He pinned me down and I tried screaming whilst he blocked my mouth with his hands which I bit on his fingers. He gave me a dirty slap which made me quiet. I didn’t fight back I will obviously be overpowered; I just wanted him to be over and done with. He raised my dress up and tore off my panties with his hands when he couldn’t take my clothes off and raped me brutally.
I felt a sharp pain ripple through my abdomen and I screamed out loud. I continued crying when I couldn’t take it anymore and started hitting his chest with my hands in a bid for him to stop but he wouldn’t. He smiled down at me with my small frame under him and he reeked of palm wine.
Every movement of his waist up and down me was painful than the previous. I cried till my head hurts badly that all I could do was sob and he kept on going in and out till he reached his peak. He got off me wore his pants smiled and left. That smile on his face made me cry more aside the pain in between my legs as he really won and ruined my future. I lay day crying drenched in my virgin blood and fell off to sleep out of exhaustion when I couldn’t cry no more.
The next morning, I couldn’t get out of bed and lay there in pain with nobody to consol me and I missed mama. I tried getting off the bed but my legs felt numb and sharp pains were making it hard to stand up. I hated Mr Kunle even the more for doing that to me, all I could do was lay there all day till at least I am able to manage the pain…A little late in the morning I felt the door open and looked up to see Alice with sadness on her face. She must have heard my screams last night and was worried.

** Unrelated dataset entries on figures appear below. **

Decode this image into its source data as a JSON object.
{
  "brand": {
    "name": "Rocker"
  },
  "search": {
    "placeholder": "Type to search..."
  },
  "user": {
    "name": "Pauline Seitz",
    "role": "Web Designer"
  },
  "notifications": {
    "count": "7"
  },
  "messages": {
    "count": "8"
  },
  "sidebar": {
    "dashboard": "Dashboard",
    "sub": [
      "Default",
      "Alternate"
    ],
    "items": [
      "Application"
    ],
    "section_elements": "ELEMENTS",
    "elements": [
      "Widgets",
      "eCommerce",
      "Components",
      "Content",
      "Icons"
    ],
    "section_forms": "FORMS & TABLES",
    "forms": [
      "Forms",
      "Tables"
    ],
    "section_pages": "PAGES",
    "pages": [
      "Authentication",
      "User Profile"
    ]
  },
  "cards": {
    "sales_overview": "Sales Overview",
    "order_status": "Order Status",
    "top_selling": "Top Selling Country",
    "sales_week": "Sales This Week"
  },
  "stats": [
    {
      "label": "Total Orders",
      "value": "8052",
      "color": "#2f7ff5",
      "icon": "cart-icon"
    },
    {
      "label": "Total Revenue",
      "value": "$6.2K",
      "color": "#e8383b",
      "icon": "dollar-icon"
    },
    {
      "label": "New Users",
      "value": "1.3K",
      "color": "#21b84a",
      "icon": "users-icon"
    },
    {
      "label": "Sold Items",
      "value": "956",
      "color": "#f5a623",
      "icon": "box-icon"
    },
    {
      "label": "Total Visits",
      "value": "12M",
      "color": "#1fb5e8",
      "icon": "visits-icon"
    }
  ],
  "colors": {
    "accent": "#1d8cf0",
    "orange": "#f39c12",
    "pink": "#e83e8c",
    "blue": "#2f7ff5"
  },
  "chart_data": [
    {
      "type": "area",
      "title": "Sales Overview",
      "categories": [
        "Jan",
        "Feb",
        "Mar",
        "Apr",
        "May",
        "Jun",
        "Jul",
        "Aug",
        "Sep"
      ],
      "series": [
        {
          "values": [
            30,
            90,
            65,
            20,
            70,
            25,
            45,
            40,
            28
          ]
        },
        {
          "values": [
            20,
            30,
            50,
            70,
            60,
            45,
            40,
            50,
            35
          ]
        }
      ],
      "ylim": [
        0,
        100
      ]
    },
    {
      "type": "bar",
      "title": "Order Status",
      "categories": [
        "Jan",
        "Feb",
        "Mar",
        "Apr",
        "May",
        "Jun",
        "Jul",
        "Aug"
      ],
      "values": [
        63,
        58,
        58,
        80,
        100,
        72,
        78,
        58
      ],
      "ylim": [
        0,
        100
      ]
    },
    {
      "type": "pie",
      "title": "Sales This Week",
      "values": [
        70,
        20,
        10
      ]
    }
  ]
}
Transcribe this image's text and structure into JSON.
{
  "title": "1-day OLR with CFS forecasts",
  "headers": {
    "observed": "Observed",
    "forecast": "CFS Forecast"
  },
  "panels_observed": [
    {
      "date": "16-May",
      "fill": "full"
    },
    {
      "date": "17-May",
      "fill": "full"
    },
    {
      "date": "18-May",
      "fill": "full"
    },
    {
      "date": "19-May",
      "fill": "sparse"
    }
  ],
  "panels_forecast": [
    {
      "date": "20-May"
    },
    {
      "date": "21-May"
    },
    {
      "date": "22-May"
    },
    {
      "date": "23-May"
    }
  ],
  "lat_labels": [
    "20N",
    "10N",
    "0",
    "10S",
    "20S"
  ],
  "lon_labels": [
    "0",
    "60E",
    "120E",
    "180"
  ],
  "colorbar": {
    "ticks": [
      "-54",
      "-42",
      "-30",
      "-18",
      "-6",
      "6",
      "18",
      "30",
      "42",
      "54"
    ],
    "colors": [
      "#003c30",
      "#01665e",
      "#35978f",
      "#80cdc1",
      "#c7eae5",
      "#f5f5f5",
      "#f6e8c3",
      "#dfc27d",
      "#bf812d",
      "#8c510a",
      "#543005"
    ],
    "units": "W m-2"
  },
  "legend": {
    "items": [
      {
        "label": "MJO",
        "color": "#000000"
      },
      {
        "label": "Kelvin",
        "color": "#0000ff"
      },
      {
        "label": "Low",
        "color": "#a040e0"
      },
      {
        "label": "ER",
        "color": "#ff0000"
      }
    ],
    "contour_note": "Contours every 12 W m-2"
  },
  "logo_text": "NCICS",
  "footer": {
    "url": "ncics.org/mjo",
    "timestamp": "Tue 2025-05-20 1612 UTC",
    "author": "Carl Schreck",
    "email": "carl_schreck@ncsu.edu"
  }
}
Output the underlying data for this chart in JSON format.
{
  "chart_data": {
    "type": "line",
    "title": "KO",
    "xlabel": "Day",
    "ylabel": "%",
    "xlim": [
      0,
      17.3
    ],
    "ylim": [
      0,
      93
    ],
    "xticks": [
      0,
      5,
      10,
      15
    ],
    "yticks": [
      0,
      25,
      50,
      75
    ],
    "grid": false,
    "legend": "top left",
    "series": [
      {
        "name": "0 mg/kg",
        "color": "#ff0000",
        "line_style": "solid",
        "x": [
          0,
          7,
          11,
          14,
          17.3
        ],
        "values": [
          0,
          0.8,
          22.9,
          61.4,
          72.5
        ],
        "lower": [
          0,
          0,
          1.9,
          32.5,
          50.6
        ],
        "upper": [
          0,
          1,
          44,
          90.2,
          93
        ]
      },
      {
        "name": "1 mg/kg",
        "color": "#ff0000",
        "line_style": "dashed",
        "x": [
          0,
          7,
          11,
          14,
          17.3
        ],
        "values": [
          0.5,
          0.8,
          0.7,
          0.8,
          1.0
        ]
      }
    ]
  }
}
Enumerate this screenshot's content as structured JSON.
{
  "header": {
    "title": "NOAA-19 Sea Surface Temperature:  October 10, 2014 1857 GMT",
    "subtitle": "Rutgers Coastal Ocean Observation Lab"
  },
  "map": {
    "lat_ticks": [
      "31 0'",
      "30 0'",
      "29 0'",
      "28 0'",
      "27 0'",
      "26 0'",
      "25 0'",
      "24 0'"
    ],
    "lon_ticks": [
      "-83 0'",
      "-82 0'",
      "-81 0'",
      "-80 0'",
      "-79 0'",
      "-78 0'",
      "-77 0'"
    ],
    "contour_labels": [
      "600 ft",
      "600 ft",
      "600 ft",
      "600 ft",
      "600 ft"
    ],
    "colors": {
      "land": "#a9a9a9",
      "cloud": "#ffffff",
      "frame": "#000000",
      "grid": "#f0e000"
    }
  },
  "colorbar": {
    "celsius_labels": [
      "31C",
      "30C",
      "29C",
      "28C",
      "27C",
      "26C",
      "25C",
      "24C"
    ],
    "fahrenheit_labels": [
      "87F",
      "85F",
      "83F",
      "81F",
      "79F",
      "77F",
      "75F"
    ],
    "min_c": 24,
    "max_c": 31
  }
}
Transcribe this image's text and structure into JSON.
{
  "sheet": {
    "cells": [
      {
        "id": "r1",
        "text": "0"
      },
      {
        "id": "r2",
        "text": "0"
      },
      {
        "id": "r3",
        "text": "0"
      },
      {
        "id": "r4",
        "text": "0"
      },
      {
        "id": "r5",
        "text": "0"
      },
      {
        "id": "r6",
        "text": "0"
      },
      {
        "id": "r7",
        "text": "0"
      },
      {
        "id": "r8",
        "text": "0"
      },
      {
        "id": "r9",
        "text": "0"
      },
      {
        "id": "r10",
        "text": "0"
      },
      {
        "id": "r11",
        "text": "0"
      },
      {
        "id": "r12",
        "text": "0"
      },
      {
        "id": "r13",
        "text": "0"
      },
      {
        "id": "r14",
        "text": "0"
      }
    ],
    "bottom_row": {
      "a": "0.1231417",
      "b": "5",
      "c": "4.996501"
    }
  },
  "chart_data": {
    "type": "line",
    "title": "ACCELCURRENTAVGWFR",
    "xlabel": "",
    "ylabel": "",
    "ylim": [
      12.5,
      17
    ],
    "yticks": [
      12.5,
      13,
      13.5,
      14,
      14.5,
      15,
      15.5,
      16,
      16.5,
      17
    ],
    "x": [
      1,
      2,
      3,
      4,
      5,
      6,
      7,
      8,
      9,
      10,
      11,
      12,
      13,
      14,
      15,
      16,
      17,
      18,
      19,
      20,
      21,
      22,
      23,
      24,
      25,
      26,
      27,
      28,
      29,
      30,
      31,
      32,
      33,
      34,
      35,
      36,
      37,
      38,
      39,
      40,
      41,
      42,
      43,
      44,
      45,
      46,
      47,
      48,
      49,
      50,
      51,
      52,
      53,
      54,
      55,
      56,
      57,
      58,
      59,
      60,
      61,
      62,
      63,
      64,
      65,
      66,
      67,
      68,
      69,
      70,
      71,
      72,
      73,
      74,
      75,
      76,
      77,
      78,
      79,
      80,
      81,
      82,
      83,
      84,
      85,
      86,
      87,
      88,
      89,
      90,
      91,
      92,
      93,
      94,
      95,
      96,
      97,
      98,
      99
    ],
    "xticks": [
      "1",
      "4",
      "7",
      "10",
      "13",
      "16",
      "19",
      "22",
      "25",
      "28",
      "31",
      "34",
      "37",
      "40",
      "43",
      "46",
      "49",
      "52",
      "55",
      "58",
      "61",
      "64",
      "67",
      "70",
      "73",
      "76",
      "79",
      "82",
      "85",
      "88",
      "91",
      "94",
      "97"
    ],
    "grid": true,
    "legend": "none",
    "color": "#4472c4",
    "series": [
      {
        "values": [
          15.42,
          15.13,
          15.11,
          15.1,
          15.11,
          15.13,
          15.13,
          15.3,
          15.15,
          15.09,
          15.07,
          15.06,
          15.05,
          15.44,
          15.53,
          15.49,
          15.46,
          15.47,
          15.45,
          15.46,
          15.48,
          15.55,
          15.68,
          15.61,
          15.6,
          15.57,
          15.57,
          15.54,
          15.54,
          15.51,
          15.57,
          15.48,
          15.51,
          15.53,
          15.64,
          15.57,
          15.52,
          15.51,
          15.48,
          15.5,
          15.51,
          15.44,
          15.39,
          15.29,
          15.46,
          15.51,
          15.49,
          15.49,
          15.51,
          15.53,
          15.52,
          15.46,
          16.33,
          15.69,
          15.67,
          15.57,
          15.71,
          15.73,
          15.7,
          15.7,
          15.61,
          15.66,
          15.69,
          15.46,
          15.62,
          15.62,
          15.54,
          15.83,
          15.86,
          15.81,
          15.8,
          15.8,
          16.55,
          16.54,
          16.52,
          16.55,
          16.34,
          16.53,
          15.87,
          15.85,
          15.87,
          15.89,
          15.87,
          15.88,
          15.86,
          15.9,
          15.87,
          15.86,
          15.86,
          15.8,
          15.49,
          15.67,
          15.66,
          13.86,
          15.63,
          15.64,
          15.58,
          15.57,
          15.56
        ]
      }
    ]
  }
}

She asked if I was ok and I just shook my head as tears streamed down my face. She hurriedly went to the kitchen to boil hot water of which she cleaned and cooked food for me. She brought me herbs which she explained will help curb the pain.
The slap on my face last light has created a little lump and I lay there as she massaged it with an ointment. I was grateful for her help and felt like it was mama looking after me one of those days when I was sick. She advised I lay in bed the whole day to regain my strength promising to nurse me back to health. Alice was checking up on me the whole day as I drifted in and out of sleep. When I couldn’t sleep no more, I remember the pain I went through the night before and it traumatized me.